You are given n stacks of coins arranged in a row. In the i-th stack, all coins have a face value of a_i. Each stack contains the same number of coins, denoted by a positive integer x. Consequently, the total amount for the i-th stack is a_i \times x.

The variance of the total amounts of the stacks is defined as follows:

\( s^2 = \frac{(a_1\times x - \overline{(a\times x)})^2 + (a_2\times x - \overline{(a\times x)})^2 + \cdots + (a_n\times x - \overline{(a\times x)})^2}{n} \)

Since every stack is multiplied by the same x, the mean of the totals is \(\overline{(a\times x)} = x\times \overline{a}\), where \(\overline{a} = \frac{a_1+a_2+\cdots+a_n}{n}\). Thus, the variance simplifies to:

\( s^2 = x^2 \times \left( \frac{(a_1-\overline{a})^2+(a_2-\overline{a})^2+\cdots+(a_n-\overline{a})^2}{n} \right) \)
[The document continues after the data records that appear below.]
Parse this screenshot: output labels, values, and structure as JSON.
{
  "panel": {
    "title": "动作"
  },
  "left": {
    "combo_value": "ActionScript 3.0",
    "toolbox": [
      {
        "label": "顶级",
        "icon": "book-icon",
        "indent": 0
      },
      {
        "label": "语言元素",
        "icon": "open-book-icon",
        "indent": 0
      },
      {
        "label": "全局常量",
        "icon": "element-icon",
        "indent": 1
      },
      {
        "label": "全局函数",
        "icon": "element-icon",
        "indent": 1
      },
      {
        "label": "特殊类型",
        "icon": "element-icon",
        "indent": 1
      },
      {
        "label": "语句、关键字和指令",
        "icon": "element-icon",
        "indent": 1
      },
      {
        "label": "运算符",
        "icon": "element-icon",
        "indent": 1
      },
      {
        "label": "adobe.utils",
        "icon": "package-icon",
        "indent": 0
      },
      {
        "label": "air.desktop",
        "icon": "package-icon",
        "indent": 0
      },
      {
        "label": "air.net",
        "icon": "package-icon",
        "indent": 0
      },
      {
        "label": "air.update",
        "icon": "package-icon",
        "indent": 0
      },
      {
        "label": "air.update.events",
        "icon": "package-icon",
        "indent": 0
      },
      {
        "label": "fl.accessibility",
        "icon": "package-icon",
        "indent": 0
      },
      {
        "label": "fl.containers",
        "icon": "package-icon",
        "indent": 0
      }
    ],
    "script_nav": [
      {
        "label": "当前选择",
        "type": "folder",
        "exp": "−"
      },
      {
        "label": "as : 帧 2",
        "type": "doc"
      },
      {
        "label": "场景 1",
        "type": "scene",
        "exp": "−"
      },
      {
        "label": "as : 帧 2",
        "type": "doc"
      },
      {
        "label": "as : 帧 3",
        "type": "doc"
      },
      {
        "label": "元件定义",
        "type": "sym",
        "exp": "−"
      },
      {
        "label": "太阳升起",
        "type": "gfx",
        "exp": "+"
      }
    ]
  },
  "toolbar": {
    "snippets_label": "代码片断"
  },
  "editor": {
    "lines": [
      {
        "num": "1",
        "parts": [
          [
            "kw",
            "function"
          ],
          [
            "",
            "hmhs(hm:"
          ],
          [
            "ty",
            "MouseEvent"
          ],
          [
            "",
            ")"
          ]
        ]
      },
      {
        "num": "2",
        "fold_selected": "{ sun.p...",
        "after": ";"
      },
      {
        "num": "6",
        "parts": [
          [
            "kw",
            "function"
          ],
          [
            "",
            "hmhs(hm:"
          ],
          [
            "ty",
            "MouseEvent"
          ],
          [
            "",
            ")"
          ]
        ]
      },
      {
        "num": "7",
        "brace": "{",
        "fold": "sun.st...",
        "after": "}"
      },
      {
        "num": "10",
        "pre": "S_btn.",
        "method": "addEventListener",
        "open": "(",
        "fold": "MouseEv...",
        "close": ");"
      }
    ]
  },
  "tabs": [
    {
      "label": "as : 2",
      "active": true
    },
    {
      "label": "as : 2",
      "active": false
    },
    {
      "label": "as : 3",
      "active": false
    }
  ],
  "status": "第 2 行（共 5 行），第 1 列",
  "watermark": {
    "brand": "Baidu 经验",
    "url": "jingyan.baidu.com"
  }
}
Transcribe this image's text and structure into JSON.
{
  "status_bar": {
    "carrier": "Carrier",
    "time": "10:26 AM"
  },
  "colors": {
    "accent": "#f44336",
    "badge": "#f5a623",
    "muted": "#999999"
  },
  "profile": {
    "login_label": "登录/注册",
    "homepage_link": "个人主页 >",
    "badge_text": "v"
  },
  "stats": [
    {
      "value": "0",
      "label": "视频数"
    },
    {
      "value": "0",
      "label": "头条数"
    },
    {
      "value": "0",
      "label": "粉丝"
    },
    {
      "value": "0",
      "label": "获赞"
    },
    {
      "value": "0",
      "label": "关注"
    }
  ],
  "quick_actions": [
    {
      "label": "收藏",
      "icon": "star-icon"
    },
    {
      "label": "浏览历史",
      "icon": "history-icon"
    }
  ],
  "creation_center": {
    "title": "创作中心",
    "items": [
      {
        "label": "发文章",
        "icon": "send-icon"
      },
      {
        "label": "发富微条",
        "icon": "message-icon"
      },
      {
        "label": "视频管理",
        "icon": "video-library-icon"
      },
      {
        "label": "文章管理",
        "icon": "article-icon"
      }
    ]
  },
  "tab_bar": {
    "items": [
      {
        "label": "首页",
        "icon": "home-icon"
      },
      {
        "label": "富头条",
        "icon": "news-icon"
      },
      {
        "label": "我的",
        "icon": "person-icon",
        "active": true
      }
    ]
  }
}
You are also given a positive integer k. Your task is to choose a positive integer x such that the absolute difference |s² - k| is minimized. If there are multiple candidates, choose the smallest x.

inputFormat

The input consists of two lines:

• The first line contains two positive integers n and k, where n is the number of coin stacks and k is the target positive integer for the variance.
• The second line contains n integers: a₁, a₂, ..., a_n, representing the face value of coins in each stack.

outputFormat

Output a single integer x which is the number of coins per stack that makes the total amount variance s² (computed as explained above) as close as possible to k in terms of absolute difference. In case of a tie, output the smaller x.

sample

3 10
1 2 3

4